Terrestrial and marine ecosystems provide essential goods and services to human societies.
In the last decades, however, anthropogenic pressure has caused serious threat to ecosystem integrity, functions and processes. Knowledge-based conservation, management and restoration policies are thus urgently needed, in order to improve ecosystem benefits in face of increasing pressures. Fundamental to all these is effective monitoring and modelling of the state and trends in ecosystem conditions and services. Best use should be made of existing and incoming Earth Observation and field monitoring data, complemented by appropriate interpretation tools, data services and ecosystem models able to use these data.

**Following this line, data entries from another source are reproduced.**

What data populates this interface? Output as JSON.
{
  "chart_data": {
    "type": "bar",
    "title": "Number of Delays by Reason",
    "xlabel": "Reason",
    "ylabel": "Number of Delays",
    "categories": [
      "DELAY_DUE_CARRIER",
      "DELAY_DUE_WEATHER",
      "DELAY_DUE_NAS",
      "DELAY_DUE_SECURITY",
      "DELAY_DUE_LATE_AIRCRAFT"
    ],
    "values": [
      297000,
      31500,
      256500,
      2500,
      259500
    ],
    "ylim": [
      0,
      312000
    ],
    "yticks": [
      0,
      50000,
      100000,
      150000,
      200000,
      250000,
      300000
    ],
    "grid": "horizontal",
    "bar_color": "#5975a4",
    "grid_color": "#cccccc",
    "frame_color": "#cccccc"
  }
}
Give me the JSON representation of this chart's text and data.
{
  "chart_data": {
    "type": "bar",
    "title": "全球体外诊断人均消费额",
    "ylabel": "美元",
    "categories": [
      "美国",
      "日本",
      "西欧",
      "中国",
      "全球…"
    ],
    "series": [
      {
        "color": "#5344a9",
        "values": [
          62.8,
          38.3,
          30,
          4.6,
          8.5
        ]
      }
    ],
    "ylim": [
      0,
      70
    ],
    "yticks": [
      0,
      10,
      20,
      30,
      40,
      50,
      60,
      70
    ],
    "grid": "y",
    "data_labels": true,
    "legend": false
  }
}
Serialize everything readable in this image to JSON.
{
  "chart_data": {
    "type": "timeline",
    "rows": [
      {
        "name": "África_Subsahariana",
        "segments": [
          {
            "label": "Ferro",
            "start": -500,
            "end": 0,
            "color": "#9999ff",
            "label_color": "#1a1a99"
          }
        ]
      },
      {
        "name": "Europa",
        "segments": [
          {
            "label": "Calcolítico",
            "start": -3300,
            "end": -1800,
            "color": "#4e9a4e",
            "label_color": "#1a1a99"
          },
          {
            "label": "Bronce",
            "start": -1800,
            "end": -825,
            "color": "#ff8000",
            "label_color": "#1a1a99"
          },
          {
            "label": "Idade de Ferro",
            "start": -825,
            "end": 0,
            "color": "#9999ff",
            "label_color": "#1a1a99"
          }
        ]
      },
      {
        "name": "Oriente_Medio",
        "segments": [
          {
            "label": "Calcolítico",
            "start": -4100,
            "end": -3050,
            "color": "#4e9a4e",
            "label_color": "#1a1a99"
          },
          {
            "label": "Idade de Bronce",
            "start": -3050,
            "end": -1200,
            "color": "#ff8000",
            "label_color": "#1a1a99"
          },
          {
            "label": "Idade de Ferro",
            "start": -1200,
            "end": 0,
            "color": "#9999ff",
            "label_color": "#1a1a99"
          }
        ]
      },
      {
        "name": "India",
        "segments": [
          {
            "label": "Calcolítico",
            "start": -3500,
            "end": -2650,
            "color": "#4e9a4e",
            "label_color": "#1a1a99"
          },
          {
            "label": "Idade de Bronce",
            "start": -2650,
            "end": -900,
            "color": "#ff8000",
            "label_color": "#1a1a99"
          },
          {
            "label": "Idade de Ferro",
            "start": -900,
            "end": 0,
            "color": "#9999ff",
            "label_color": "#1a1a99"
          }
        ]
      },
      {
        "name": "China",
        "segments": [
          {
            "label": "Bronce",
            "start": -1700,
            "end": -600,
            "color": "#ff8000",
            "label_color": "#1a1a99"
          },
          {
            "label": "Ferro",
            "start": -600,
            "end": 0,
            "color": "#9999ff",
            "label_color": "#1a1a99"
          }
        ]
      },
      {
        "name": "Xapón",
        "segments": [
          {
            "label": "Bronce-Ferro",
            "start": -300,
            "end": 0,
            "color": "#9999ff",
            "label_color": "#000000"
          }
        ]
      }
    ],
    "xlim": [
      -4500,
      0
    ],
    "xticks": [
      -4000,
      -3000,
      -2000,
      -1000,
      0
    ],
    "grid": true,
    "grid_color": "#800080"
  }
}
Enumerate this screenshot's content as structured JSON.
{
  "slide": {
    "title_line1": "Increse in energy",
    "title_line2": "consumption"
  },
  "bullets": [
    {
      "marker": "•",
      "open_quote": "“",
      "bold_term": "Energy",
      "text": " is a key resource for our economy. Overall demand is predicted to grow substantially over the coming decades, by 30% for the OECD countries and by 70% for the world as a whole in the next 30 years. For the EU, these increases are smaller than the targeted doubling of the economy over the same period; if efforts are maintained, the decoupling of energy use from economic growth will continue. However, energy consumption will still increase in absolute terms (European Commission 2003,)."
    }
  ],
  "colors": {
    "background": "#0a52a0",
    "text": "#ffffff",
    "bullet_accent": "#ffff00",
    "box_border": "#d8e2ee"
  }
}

The ECOPOTENTIAL project focuses its activities and pilot actions on a targeted set of internationally recognised protected areas (PA) in Europe, European Territories and beyond, including mountain, arid and semi-arid, and coastal and marine ecosystems. Building on the knowledge gained in individual PAs, the ECOPOTENTIAL project addresses cross-scale ecological interactions and landscape-ecosystem dynamics at regional to continental scales, using geostatistical methods and the emerging novel approaches in Macrosystems Ecology, which is addressing long-term and large-scale ecological challenges. ECOPOTENTIAL addresses the entire chain of ecosystem-related services, by (a) developing ecosystem data services, with special emphasis on Copernicus services; (b) implementing model output services to distribute the results of the modelling activities; and (c) estimating current and future ecosystem services and benefits, combining ecosystem functions (supply) with beneficiaries needs (demand). In ECOPOTENTIAL all data, model results and acquired knowledge are made available on common and open platforms, coherent with the Global Earth Observation System of Systems (GEOSS) data sharing principles and fully interoperable with the GEOSS Common Infrastructure (GCI).